The Bank of Canada is expected to pause its interest rate cuts this week as signs of rising inflation, a softening job market, and shifting trade dynamics have added new layers of complexity to the economic outlook.
Market expectations for a rate cut have dropped significantly. As of Friday, interest rate swap markets priced in a 58% chance of a pause—an abrupt shift from earlier in the week when most bets were on another cut. This reflects a broader uncertainty, particularly as U.S. President Donald Trump reverses course on previously announced reciprocal tariffs, contributing to economic instability and making policy forecasting increasingly difficult.

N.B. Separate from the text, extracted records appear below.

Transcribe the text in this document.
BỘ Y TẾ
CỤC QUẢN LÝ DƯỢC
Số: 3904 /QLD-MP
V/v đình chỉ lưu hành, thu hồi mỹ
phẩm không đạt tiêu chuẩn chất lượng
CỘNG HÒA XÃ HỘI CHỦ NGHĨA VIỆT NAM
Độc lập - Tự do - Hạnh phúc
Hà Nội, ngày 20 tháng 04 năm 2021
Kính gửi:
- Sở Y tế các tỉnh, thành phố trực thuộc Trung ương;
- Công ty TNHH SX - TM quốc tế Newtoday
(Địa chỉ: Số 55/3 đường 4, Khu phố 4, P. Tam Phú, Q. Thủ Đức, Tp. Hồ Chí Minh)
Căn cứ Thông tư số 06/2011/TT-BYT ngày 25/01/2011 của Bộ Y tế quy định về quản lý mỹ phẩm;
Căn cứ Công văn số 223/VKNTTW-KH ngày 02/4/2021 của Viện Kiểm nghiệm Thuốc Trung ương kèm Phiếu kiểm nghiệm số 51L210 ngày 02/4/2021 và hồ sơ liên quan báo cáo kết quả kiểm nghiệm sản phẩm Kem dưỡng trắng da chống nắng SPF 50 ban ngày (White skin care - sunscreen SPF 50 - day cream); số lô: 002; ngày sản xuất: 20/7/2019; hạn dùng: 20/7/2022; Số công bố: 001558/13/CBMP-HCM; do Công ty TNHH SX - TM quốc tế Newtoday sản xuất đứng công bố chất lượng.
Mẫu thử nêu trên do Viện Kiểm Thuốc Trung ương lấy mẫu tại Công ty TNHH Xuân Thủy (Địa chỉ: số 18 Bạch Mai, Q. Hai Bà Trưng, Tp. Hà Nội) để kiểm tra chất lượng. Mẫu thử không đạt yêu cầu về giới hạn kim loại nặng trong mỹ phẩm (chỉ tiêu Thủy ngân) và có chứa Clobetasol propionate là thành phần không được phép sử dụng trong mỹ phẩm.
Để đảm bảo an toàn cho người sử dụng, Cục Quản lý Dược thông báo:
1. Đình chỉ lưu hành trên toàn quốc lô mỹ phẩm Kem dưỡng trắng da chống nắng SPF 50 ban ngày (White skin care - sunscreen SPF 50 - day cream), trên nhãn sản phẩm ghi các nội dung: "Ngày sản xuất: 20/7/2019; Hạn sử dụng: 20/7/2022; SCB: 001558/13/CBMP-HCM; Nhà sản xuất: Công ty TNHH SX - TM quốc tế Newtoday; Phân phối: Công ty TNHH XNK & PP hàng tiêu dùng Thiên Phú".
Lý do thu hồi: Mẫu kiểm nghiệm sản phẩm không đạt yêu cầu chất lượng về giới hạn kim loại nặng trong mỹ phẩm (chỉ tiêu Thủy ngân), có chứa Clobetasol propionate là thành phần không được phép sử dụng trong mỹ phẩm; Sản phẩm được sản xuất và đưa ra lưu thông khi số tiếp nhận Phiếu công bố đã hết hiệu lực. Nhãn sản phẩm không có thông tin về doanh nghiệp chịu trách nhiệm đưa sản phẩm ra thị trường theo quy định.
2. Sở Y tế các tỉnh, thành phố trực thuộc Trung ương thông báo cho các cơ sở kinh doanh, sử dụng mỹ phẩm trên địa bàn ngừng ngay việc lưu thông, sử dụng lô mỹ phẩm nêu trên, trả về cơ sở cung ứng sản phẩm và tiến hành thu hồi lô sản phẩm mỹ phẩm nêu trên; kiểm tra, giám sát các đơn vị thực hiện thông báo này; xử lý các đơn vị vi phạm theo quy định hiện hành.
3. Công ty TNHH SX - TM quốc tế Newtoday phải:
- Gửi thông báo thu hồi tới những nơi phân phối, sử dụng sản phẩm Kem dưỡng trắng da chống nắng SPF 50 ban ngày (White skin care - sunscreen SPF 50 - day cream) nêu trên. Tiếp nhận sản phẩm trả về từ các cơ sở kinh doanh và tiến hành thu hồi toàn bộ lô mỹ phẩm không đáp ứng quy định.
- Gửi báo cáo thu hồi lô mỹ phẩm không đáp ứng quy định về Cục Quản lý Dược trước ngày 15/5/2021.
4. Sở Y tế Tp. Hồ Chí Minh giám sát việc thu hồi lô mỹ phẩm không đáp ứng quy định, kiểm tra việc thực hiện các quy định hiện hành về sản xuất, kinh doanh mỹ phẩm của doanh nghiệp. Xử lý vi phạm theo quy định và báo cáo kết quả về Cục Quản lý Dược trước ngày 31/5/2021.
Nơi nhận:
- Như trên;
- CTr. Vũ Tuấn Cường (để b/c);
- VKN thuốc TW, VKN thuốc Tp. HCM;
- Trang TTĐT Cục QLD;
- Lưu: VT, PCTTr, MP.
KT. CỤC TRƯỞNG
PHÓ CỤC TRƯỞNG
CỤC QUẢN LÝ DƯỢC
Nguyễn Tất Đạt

“Policymakers want to retain some dry powder,” said Tony Stillo of Oxford Economics, pointing to the Bank’s need to preserve room for future stimulus in the event of a deeper downturn. Trade war volatility, especially with China, has already rattled consumer and business confidence.
Economists remain divided. David Doyle, Managing Director at Macquarie Group, noted that while a pause is now likely, ongoing uncertainty and softening fundamentals could still lead to further rate cuts in the near term. “If this period of uncertainty persists, the Canadian recession we forecast in March could deepen,” he said.
Adding to the uncertainty is a jump in inflation—February’s 2.6% rate was an eight-month high—and a significant loss of 32,600 jobs in March, the worst employment report in three years.